The search began with industry patents to develop nicotine substitutes and add nicotine to wrappings and filters. Although the industry officials insisted they were not manipulating nicotine, a study of low-tar cigarettes suggested otherwise. The industry said that nicotine was linked to tar. If tar levels were high, nicotine levels would be high, the industry claimed. But the FDA found that one maker's ultralight cigarettes, for example, had more nicotine than the same brand's regular cigarettes. “I would argue that can't happen without some degree of manipulation,” Dr. Kessler says.

But a theory is not proof. An important bit of evidence came from a surprising source, a tobacco lobbyist bragging at a Washington reception that the FDA was looking in the wrong places. “What he said was, 'It all begins in the fields,' ” Dr. Kessler says. “What he didn't realize was that the person standing next to him would call us the next day.”

That information and another tip led the FDA to foreign patents and to Brazil, where an American company was developing genetically engineered tobacco with twice the normal concentration of nicotine. The industry claimed the new tobacco was simply a blending device.

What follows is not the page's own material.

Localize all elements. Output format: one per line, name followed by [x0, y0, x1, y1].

“The strongest evidence was yet to come and it focused on industry knowledge of tobacco products,” Dr. Kessler says. Documents from the 1960s proved that tobacco officials knew nicotine was addictive. Others from the 1970s proved the tobacco industry was marketing to young people. “Realistically,” reads an industry memo, “if our company is to survive and prosper over the long term we must get our share of the youth market.”

In 1996, the FDA declared nicotine a drug and placed restrictions on tobacco ads and sales. A year later, the industry struck a deal with 41 state attorneys general who were suing to recover smoking-related health care costs. The industry would agree to pay $368.5 billion over 25 years to settle the claims, but would be immune from future class-action suits. Dr. Kessler and Dr. Koop, a visiting professor of public health at Yale last year, called that deal too weak. Sen. John McCain, an Arizona Republican who chairs the Senate Commerce Com-mittee, proposed tougher restrictions including a $1.10-per-pack price hike to be phased in over five years; a $516 billion payment from the industry; no ban on lawsuits; and additional penalties if companies failed to reduce youth smoking. That proposal, approved by the commerce committee in a 19-1 vote, led the tobacco industry to walk out on the previous settlement.

Dr. Kessler learned of the walkout a few hours before giving his talk at the Slifka Center. “Congress,” he tells the audience, “does not have to ask the industry for permission to act.” Congressional efforts to craft some type of settlement fell apart, however, leaving states to negotiate individually with the tobacco industry.

He closes his talk with the recollection of the question that was considered naïve. “Everyone at that time said it was a fool's errand,” Dr. Kessler says. Tonight, this once-invincible industry is on the defense, hard-pressed even to find candidates who will accept its campaign contributions. In Dr. Kessler's eyes, it was persistence and preparation–as well as imagination–that made the difference. “Sometimes, just sometimes,” he says, “you can take on the impossible.”